The religious message is not the reason I like it, though. Rather, I’m intrigued by the vivid beauty of the imagery evoked by the author.

I actually am most familiar with The Highway Man because my sixth grade teacher was fond of reading it to the class, along with other quality poetry that I paid less attention too.

Dude! I read Book Lice with my girlfriend during her Childern’s Literature class last semester. It rocks! That’s how you do repetition in a poem.

Does it make anyone else automatically think of Philip Glass buying a loaf of bread?

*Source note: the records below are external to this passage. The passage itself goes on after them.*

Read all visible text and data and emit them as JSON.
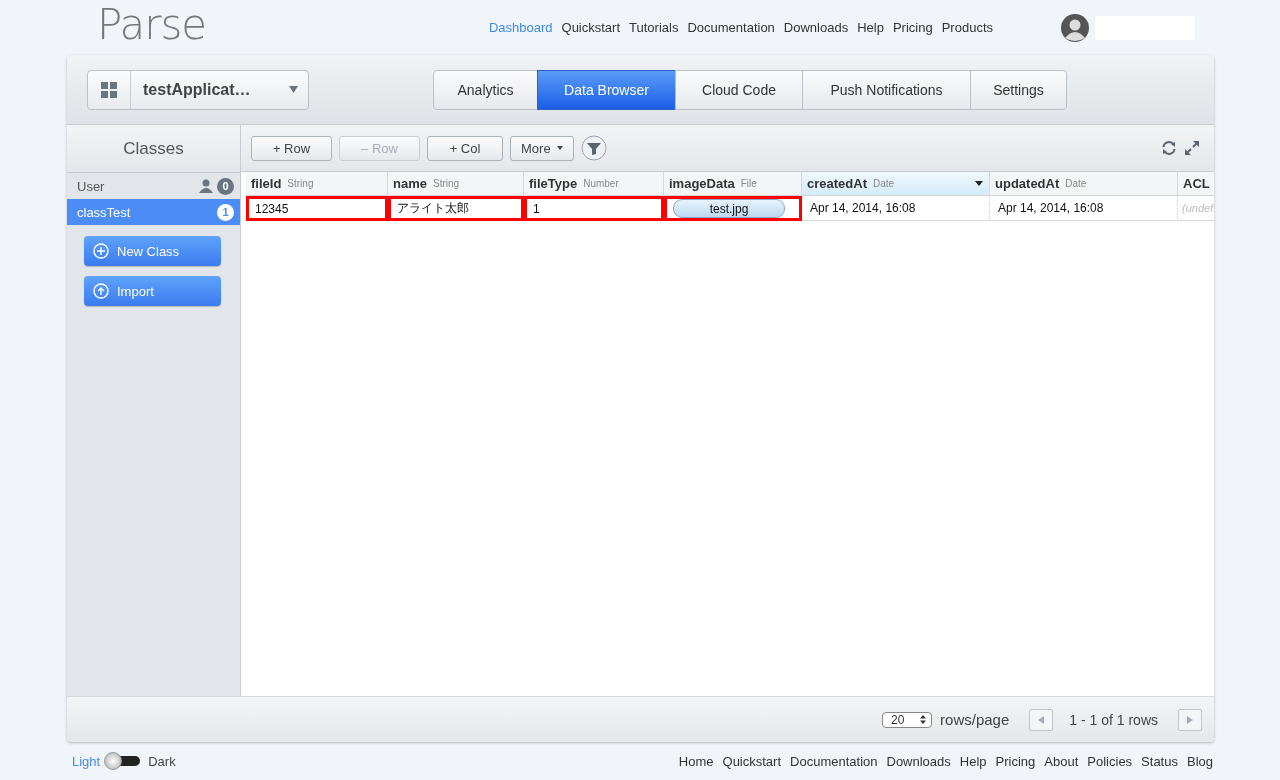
{
  "header": {
    "logo": "Parse",
    "nav": [
      {
        "label": "Dashboard",
        "selected": true
      },
      {
        "label": "Quickstart",
        "selected": false
      },
      {
        "label": "Tutorials",
        "selected": false
      },
      {
        "label": "Documentation",
        "selected": false
      },
      {
        "label": "Downloads",
        "selected": false
      },
      {
        "label": "Help",
        "selected": false
      },
      {
        "label": "Pricing",
        "selected": false
      },
      {
        "label": "Products",
        "selected": false
      }
    ]
  },
  "app_selector": {
    "name": "testApplicat…"
  },
  "tabs": [
    {
      "label": "Analytics",
      "selected": false
    },
    {
      "label": "Data Browser",
      "selected": true
    },
    {
      "label": "Cloud Code",
      "selected": false
    },
    {
      "label": "Push Notifications",
      "selected": false
    },
    {
      "label": "Settings",
      "selected": false
    }
  ],
  "sidebar": {
    "title": "Classes",
    "classes": [
      {
        "name": "User",
        "count": "0",
        "kind": "user",
        "selected": false
      },
      {
        "name": "classTest",
        "count": "1",
        "kind": "custom",
        "selected": true
      }
    ],
    "buttons": [
      {
        "label": "New Class",
        "kind": "plus"
      },
      {
        "label": "Import",
        "kind": "upload"
      }
    ]
  },
  "toolbar": {
    "buttons": [
      {
        "label": "+ Row",
        "disabled": false
      },
      {
        "label": "– Row",
        "disabled": true
      },
      {
        "label": "+ Col",
        "disabled": false
      },
      {
        "label": "More",
        "disabled": false
      }
    ]
  },
  "table": {
    "columns": [
      {
        "name": "fileId",
        "type": "String",
        "sorted": false
      },
      {
        "name": "name",
        "type": "String",
        "sorted": false
      },
      {
        "name": "fileType",
        "type": "Number",
        "sorted": false
      },
      {
        "name": "imageData",
        "type": "File",
        "sorted": false
      },
      {
        "name": "createdAt",
        "type": "Date",
        "sorted": true
      },
      {
        "name": "updatedAt",
        "type": "Date",
        "sorted": false
      },
      {
        "name": "ACL",
        "sorted": false
      }
    ],
    "rows": [
      [
        {
          "value": "12345",
          "kind": "text",
          "highlighted": true
        },
        {
          "value": "アライト太郎",
          "kind": "text",
          "highlighted": true
        },
        {
          "value": "1",
          "kind": "text",
          "highlighted": true
        },
        {
          "value": "test.jpg",
          "kind": "file",
          "highlighted": true
        },
        {
          "value": "Apr 14, 2014, 16:08",
          "kind": "text",
          "highlighted": false
        },
        {
          "value": "Apr 14, 2014, 16:08",
          "kind": "text",
          "highlighted": false
        },
        {
          "value": "(undef",
          "kind": "undefined",
          "highlighted": false
        }
      ]
    ]
  },
  "pagination": {
    "page_size": "20",
    "page_size_label": "rows/page",
    "range": "1 - 1 of 1 rows"
  },
  "theme": {
    "options": [
      {
        "label": "Light",
        "selected": true
      },
      {
        "label": "Dark",
        "selected": false
      }
    ]
  },
  "footer": {
    "links": [
      "Home",
      "Quickstart",
      "Documentation",
      "Downloads",
      "Help",
      "Pricing",
      "About",
      "Policies",
      "Status",
      "Blog"
    ]
  }
}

Stupid broken computers. So, I’m an attention whore who thinks he knows something about a subject he sorta majored in, even if he hasn’t written any decent poetry in like 4 years! But I digress. Here’s a little something of my own, then I’m going to find you some really good stuff by a really good poet.

Of Hand by EMeta

I want to poesize her
fingers in intricate daydreams.
 I imagine cherry blossoms on
ivory shadow camouflage,
 picturesque science center
films on web-spinning, lightning
rods.

 The Aztecs developed numbers about
twenties, rarely eclipsing feet.
 Shooting scars demonstrate

possible fissures of stars with
       life,
a blanket-wrapped story from
 sand, plants, snow.

 Her palm a peasant girl costume,
the prosaic beauty:
 accidental patches,
       Braid.
 I imagine frozen gracility,
crystalline bark-bound fringes.

 I try to versify her hands in
images and similes like
aesthetics of blizzards and
       light,
 never grazing of hand,
as fingers were forged from
       touch.

I think this remains my all time favourite poem, past a few other classes on poetry. This is from his 1973 book, Field Guide, which remains one of my favourite books of poetry, despite many wordy attempted coups by Michael Ondaatje and Mary Jo Bang.

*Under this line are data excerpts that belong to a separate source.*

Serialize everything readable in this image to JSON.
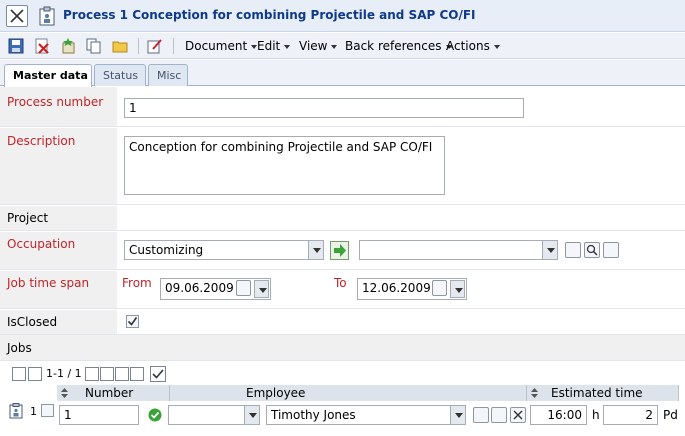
{
  "window": {
    "title": "Process 1 Conception for combining Projectile and SAP CO/FI"
  },
  "toolbar": {
    "icons": [
      "save-icon",
      "delete-icon",
      "new-icon",
      "copy-icon",
      "open-folder-icon",
      "edit-icon"
    ],
    "menus": [
      {
        "label": "Document"
      },
      {
        "label": "Edit"
      },
      {
        "label": "View"
      },
      {
        "label": "Back references"
      },
      {
        "label": "Actions"
      }
    ]
  },
  "tabs": [
    {
      "label": "Master data",
      "active": true
    },
    {
      "label": "Status",
      "active": false
    },
    {
      "label": "Misc",
      "active": false
    }
  ],
  "form": {
    "process_number": {
      "label": "Process number",
      "value": "1"
    },
    "description": {
      "label": "Description",
      "value": "Conception for combining Projectile and SAP CO/FI"
    },
    "project": {
      "label": "Project"
    },
    "occupation": {
      "label": "Occupation",
      "value": "Customizing",
      "second_value": ""
    },
    "job_time_span": {
      "label": "Job time span",
      "from_label": "From",
      "from_value": "09.06.2009",
      "to_label": "To",
      "to_value": "12.06.2009"
    },
    "is_closed": {
      "label": "IsClosed",
      "checked": true
    },
    "jobs": {
      "label": "Jobs"
    }
  },
  "jobs_table": {
    "pager_text": "1-1 / 1",
    "columns": [
      {
        "label": "Number"
      },
      {
        "label": "Employee"
      },
      {
        "label": "Estimated time"
      }
    ],
    "rows": [
      {
        "index": "1",
        "number": "1",
        "status_select": "",
        "employee": "Timothy Jones",
        "time": "16:00",
        "time_unit": "h",
        "days": "2",
        "days_unit": "Pd"
      }
    ]
  },
  "colors": {
    "required_label": "#c0242a",
    "title_text": "#0f3a8a",
    "label_bg": "#f0f0f0",
    "accent_green": "#3aa33a"
  }
}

Concerning the Afterlife, the Indians of Central California Had Only the Dimmest of Notions
Robert Hass

It is morning becasuse the sun has risen.

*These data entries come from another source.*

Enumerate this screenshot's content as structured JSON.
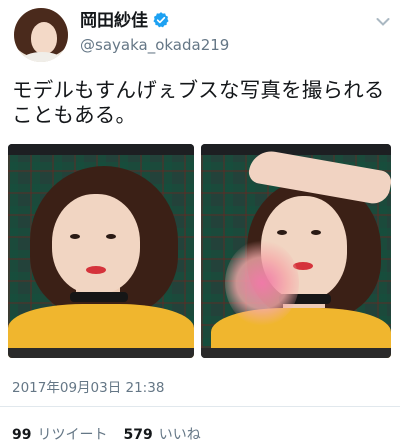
{
  "tweet": {
    "author_name": "岡田紗佳",
    "handle": "@sayaka_okada219",
    "text": "モデルもすんげぇブスな写真を撮られることもある。",
    "timestamp": "2017年09月03日 21:38"
  },
  "stats": {
    "retweets_count": "99",
    "retweets_label": "リツイート",
    "likes_count": "579",
    "likes_label": "いいね"
  },
  "colors": {
    "verified_blue": "#1da1f2",
    "secondary_text": "#657786"
  },
  "icons": {
    "verified": "verified-badge-icon",
    "menu": "chevron-down-icon"
  }
}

I wake slowly in the early heat,
   pick berries from the thorny vines.
   They are deep red,
   sugar-heavy, fuzzed with dust.
The eucalyptus casts a feathered shadow
on the house which gradually withdraws.

   After breakfast
you will swim and I am going to read
that hard man Thomas Hobbes
on the causes of the English civil wars.
There are no women in his world,
Hobbes, brothers fighting brothers
over goods.
                 I see you in the later afternoon
your hair dry-yellow, plaited
from the waves, a faint salt sheen
across your belly and along your arms.
The kids bring from the sea
   intricate calcium gifts—
   black turbans, angular green whelks,
   the whorled opalescant unicorn.

We may or may not
feel some irritation at the dinner hour.
The first starts, and after dark
Vega hangs in the lyre,
the Dipper tilts above the hill.
                              Traveling
in Europe Hobbes was haunted by motion.
Sailing or riding, he was suddenly aware
that all thinks move.
                   We will lie down,
finally, in our heaviness
   and touch and drift toward morning.